The twins knew that there wasn
’t anything else to do at this point but to wait until Trucky was good and ready to tell them what he knew, if he really knew anything.
“Then,” Trucky exclaimed dramatically, “this morning …” He paused. Now he had their attention again. “Auntie Mavis CB her sister.”
It was a point of pride for the Gordon family that they had a citizens band radio in their little house, one of only two or three in the whole district, which didn’t have telephone service and had no hope of getting it anytime soon. It had been installed over the protests of Trucky’s father, who preferred to go on with his life as much as possible at arm’s length from the rest of the world, particularly of Town. But Mrs. Gordon came from a large family scattered across the island, and happily accepted the gift of her baby brother, who had a small electronics and computer shop in Town. He had come up and installed it one weekday when he knew Trucky’s father would be down in Town. Mr. Gordon was not well pleased with his wife on his return, but had more sense than to throw the paraphernalia down into the gully behind the house, which was his first instinct. Now the crackles and screeches and rasping voices were part of the soundscape in that little corner of Top Valley. Trucky’s Auntie Mavis in Town, who had never visited Valley, nevertheless was known to dozens of his friends as the source of stories behind the stories on the radio, and some that were not on the radio.

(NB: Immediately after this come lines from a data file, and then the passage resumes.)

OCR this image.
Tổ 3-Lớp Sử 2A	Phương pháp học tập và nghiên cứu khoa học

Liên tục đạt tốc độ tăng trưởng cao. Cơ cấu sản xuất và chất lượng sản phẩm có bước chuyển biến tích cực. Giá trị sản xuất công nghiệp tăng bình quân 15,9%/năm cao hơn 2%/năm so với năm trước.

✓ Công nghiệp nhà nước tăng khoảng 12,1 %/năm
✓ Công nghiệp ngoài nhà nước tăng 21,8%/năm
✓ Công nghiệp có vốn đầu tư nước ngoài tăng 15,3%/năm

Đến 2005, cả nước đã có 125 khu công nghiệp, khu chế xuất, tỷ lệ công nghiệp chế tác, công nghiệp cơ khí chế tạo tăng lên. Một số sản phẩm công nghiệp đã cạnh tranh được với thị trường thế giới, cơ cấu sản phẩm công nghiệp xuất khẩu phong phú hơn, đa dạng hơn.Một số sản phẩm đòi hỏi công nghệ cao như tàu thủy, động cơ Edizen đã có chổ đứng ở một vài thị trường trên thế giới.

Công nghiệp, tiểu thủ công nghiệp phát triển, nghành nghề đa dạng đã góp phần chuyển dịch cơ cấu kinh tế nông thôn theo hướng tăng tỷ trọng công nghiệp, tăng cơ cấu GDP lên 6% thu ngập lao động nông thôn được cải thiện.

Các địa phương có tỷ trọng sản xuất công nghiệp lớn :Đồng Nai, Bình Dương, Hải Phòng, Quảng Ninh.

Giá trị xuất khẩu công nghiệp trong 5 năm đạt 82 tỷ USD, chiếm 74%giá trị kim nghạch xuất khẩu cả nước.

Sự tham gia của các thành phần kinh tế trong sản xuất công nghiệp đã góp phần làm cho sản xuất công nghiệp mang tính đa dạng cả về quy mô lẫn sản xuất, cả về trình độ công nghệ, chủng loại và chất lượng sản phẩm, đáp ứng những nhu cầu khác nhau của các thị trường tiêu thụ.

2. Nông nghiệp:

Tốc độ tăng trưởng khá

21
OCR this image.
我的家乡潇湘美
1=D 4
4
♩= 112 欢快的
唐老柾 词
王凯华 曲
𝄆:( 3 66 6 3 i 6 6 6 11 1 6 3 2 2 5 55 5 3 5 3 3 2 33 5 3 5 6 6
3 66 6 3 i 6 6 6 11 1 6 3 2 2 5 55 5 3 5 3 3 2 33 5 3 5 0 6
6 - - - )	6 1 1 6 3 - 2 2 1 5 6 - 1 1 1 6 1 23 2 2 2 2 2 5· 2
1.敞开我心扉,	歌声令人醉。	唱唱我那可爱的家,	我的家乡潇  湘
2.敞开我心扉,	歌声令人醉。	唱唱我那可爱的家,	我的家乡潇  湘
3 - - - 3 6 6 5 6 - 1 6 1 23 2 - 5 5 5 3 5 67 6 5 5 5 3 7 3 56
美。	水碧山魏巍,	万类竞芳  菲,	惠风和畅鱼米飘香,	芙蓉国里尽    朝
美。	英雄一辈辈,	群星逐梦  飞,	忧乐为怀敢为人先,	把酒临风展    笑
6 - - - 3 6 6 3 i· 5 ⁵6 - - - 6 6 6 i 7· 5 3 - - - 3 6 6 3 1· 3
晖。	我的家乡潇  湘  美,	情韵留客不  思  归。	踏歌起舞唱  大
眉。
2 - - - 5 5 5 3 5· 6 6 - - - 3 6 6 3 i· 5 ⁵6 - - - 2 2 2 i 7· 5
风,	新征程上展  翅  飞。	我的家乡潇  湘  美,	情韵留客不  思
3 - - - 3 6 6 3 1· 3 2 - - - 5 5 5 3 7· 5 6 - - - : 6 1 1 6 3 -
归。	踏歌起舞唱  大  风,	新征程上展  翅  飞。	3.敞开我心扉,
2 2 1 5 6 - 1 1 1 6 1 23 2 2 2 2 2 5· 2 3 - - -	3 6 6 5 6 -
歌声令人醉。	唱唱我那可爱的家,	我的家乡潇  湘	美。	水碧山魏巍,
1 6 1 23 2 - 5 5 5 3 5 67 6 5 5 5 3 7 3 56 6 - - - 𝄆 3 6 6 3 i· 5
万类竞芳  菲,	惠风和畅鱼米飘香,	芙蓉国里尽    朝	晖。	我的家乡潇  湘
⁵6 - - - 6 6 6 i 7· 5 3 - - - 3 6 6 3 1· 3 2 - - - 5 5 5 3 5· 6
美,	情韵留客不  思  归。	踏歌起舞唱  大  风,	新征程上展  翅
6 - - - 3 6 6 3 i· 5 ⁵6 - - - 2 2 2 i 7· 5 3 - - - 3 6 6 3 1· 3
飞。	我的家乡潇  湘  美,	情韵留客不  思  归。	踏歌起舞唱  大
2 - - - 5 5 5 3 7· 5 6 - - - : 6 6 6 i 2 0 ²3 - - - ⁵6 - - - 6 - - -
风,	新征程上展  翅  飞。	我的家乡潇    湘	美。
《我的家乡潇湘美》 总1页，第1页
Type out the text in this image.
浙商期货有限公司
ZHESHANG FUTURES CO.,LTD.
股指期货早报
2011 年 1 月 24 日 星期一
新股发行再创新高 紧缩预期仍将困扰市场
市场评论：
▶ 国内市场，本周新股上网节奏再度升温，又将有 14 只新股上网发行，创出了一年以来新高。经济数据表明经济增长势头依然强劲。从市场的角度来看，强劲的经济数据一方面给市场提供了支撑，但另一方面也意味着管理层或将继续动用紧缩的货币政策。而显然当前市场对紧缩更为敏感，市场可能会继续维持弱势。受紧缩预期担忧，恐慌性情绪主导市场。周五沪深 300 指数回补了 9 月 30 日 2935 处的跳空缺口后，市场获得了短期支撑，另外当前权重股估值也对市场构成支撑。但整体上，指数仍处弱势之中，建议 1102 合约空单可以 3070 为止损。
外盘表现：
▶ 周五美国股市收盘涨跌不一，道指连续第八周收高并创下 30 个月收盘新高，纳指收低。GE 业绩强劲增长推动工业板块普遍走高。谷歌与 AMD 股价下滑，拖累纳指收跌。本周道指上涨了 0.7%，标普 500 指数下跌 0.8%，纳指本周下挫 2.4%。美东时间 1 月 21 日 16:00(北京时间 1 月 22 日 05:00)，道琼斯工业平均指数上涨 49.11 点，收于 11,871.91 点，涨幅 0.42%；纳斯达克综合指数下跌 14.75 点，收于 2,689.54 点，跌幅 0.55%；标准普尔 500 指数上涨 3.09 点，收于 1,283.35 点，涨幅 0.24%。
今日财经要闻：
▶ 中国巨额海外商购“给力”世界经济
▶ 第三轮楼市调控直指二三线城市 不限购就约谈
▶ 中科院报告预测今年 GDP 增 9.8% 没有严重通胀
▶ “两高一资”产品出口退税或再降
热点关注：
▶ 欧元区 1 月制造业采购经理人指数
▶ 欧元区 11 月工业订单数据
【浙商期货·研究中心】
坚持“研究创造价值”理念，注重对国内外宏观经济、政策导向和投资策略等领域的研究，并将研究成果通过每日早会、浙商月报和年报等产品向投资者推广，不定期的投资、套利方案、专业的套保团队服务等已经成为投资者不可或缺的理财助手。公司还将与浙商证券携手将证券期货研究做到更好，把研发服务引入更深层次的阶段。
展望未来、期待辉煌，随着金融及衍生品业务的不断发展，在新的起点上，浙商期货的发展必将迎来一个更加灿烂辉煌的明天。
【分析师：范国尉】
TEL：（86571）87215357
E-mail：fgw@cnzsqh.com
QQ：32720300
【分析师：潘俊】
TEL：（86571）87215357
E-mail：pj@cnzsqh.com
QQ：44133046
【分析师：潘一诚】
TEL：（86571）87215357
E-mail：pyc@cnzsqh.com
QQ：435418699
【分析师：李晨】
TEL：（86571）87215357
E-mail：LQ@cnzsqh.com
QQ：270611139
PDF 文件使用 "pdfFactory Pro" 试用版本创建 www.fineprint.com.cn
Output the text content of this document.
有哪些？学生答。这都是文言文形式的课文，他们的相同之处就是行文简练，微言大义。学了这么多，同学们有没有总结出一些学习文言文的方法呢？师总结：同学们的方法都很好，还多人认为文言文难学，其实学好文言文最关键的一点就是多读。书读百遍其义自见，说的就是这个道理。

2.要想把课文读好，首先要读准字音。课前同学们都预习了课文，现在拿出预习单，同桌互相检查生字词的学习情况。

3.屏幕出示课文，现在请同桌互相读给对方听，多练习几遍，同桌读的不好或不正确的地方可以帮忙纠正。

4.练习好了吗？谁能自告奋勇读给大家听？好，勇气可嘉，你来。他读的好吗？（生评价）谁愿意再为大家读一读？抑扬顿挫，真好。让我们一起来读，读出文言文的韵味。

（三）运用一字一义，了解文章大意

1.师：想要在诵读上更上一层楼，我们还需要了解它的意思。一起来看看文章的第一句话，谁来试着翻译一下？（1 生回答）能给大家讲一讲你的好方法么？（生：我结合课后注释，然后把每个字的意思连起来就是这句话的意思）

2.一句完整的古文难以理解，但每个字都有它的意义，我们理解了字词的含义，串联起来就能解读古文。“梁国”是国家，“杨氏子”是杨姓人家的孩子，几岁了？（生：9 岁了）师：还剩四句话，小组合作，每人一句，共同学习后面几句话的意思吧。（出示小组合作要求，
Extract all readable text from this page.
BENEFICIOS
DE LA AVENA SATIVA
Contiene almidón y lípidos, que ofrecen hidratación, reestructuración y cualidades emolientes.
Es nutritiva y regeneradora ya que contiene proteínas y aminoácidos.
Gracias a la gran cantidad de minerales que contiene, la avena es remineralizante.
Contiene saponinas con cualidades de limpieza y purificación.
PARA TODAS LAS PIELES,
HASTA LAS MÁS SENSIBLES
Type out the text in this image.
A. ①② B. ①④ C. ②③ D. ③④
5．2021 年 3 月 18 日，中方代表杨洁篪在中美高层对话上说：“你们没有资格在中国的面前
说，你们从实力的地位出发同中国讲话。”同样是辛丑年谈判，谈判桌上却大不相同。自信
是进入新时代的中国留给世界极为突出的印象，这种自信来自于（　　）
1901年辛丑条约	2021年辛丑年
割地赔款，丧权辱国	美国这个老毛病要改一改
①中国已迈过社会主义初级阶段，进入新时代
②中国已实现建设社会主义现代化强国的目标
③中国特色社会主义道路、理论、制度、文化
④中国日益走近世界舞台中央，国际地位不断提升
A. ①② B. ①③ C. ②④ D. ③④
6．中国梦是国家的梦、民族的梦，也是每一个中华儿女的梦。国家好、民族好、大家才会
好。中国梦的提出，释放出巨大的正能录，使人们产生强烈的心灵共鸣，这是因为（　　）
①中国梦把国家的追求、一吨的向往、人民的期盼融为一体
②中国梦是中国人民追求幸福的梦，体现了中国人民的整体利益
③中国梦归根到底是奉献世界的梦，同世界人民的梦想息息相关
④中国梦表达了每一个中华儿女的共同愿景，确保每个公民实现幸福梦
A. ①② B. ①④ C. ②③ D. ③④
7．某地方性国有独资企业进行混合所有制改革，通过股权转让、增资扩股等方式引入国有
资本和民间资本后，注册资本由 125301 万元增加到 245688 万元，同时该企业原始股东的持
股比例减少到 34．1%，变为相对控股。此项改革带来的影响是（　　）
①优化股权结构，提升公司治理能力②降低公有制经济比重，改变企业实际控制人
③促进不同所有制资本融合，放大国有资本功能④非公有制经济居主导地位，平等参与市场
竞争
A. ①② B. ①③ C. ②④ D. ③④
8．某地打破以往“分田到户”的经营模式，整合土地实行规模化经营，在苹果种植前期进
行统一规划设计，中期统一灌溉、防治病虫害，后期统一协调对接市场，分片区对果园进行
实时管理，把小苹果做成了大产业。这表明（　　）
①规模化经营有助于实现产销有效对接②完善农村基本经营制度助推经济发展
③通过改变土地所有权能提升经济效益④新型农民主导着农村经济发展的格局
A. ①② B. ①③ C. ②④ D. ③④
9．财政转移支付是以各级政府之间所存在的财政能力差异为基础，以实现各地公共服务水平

“Auntie Mavis CB her sister,” Trucky repeated, his tone and the reference to his mother in the third person a sure promise of soap opera melodrama.
“Somebody dead?” asked Pollyread briskly. They were approaching the school gate by now; her attention was beginning to wander to the other children arriving with them.
“Nobody don’t dead, at least not for us,” said Trucky. “That’s not why she call.”
“So why?” asked Jackson, sighting Tafiri Smith, who was bringing marbles to trade with him today.
“She CB to say,” announced Trucky, pausing for effect, rising on tiptoe, “that Common Entrance results coming out in the papers tomorrow. They will announce in school today!” He waved a hand at the world and ran off into another group of children, no doubt to replay his little drama of superior knowledge.
“Just weekend gone …” Jackson started saying, and then heard his voice, as if it were somebody else’s, die away.
The Common Entrance exam stood like the Gates of Heaven and Hell for eleven-year-olds and their families all over the island. The common part of it was that everyone took the same exam at the same time everywhere. After that, the entrance was what mattered: Heaven was admission to the secondary school you wanted, hell was that the school didn’t want you. As Miss Galbraith, the Sunday school teacher at AME, would say from time to time to summon backsliders to contrition: Many are called but few are chosen.